What makes you fat? The answer is pretty simple—taking in too many calories and not burning enough. But what exactly is a “calorie?” What is this invisible but quantifiable measurement of ingestible substances that so often feels like a pain in your super-sized ass? How many do you need, how quickly do they add up and how do you control them without allowing them to control you? This week, the Weekly has the answers to these questions and more. Keep reading (and then read the rest of the paper for an hour total and you’ll scorch through 88 calories, according to calorie-count.com) to learn as you burn.
A calorie is the amount of energy, or heat, it takes to raise the temperature of one gram of water one degree Celsius (1.8 degrees Fahrenheit). The calories in food, sometimes but rarely written with a capital C, are actually kilocalories (1,000 calories), but we refer to each kilocalorie as a single food calorie—don’t ask, we just do. We all need energy every second of our daily lives, not just to run a 10K or keep up with the kids, but for the simple acts of breathing and pumping blood, and we only get this energy from food. The number of calories in a particular food refers to the potential energy that food has to offer. In other words, a Big Mac, weighing in at 704 calories, will give you more energy to burn than a kiwi fruit with its 60 calories. But, alas, your body only needs so much energy to function.
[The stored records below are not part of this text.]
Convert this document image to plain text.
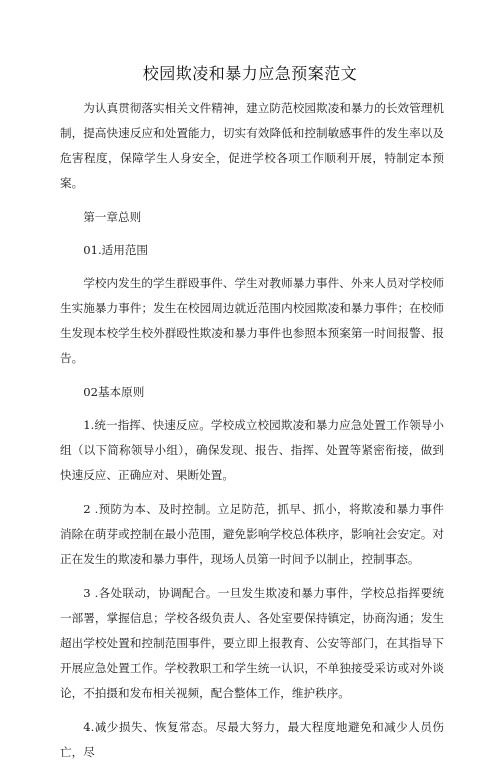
校园欺凌和暴力应急预案范文

为认真贯彻落实相关文件精神，建立防范校园欺凌和暴力的长效管理机制，提高快速反应和处置能力，切实有效降低和控制敏感事件的发生率以及危害程度，保障学生人身安全，促进学校各项工作顺利开展，特制定本预案。

第一章总则

01.适用范围

学校内发生的学生群殴事件、学生对教师暴力事件、外来人员对学校师生实施暴力事件；发生在校园周边就近范围内校园欺凌和暴力事件；在校师生发现本校学生校外群殴性欺凌和暴力事件也参照本预案第一时间报警、报告。

02基本原则

1.统一指挥、快速反应。学校成立校园欺凌和暴力应急处置工作领导小组（以下简称领导小组），确保发现、报告、指挥、处置等紧密衔接，做到快速反应、正确应对、果断处置。

2 .预防为本、及时控制。立足防范，抓早、抓小，将欺凌和暴力事件消除在萌芽或控制在最小范围，避免影响学校总体秩序，影响社会安定。对正在发生的欺凌和暴力事件，现场人员第一时间予以制止，控制事态。

3 .各处联动，协调配合。一旦发生欺凌和暴力事件，学校总指挥要统一部署，掌握信息；学校各级负责人、各处室要保持镇定，协商沟通；发生超出学校处置和控制范围事件，要立即上报教育、公安等部门，在其指导下开展应急处置工作。学校教职工和学生统一认识，不单独接受采访或对外谈论，不拍摄和发布相关视频，配合整体工作，维护秩序。

4.减少损失、恢复常态。尽最大努力，最大程度地避免和减少人员伤亡，尽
There’s about 3,500 calories in one pound of body fat, thus you must create a deficit of 3,500 calories in order to lose a pound, or accumulate an excess of that amount in order to gain a pound. It’s a lot easier to unknowingly scarf down too many calories than it is to cut them from your diet (you can eat an extra 3,500 calories in just one day, but you would have to burn the same amount over a few days), which is why gaining weight is much easier than losing it. The number of calories needed to maintain a healthy body weight varies according to age, gender, weight and activity level, but generally ranges from 1,600-2,400. If you consume more calories/energy than your body needs, your body will put that fuel into storage—i.e., you gain weight. A variety of websites can help you figure out how many calories you need, but make sure you pick one run by a respected health organization and not a diet company. The West Virginia Dietetic Association, at wvda.org, has a good one.
After you know how many calories you need, it’s time to start paying attention to calorie content. For example, an order of charbroiled chicken nachos from Baja Fresh has 2,020 calories! It would take 287 cups of raw spinach to equal the same number of calories. No one’s suggesting you live off vats of spinach, but calorie awareness can help you limit fattening treats, while filling up on healthy foods that tend to have far fewer calories in relation to their volume, and usually more nutrients. Start reading nutrition fact labels, paying close attention to the serving size pertaining to the listed calorie content. You can also check out websites such as calorie-count.com, thecaloriecounter.com or chowbaby.com. These sites include calorie counts for hundreds of foods, including many prepackaged or fast foods. And remember—exercise depletes your fuel stores, meaning that you can eat more and stay the same size. Suddenly aerobics class doesn’t sound so bad.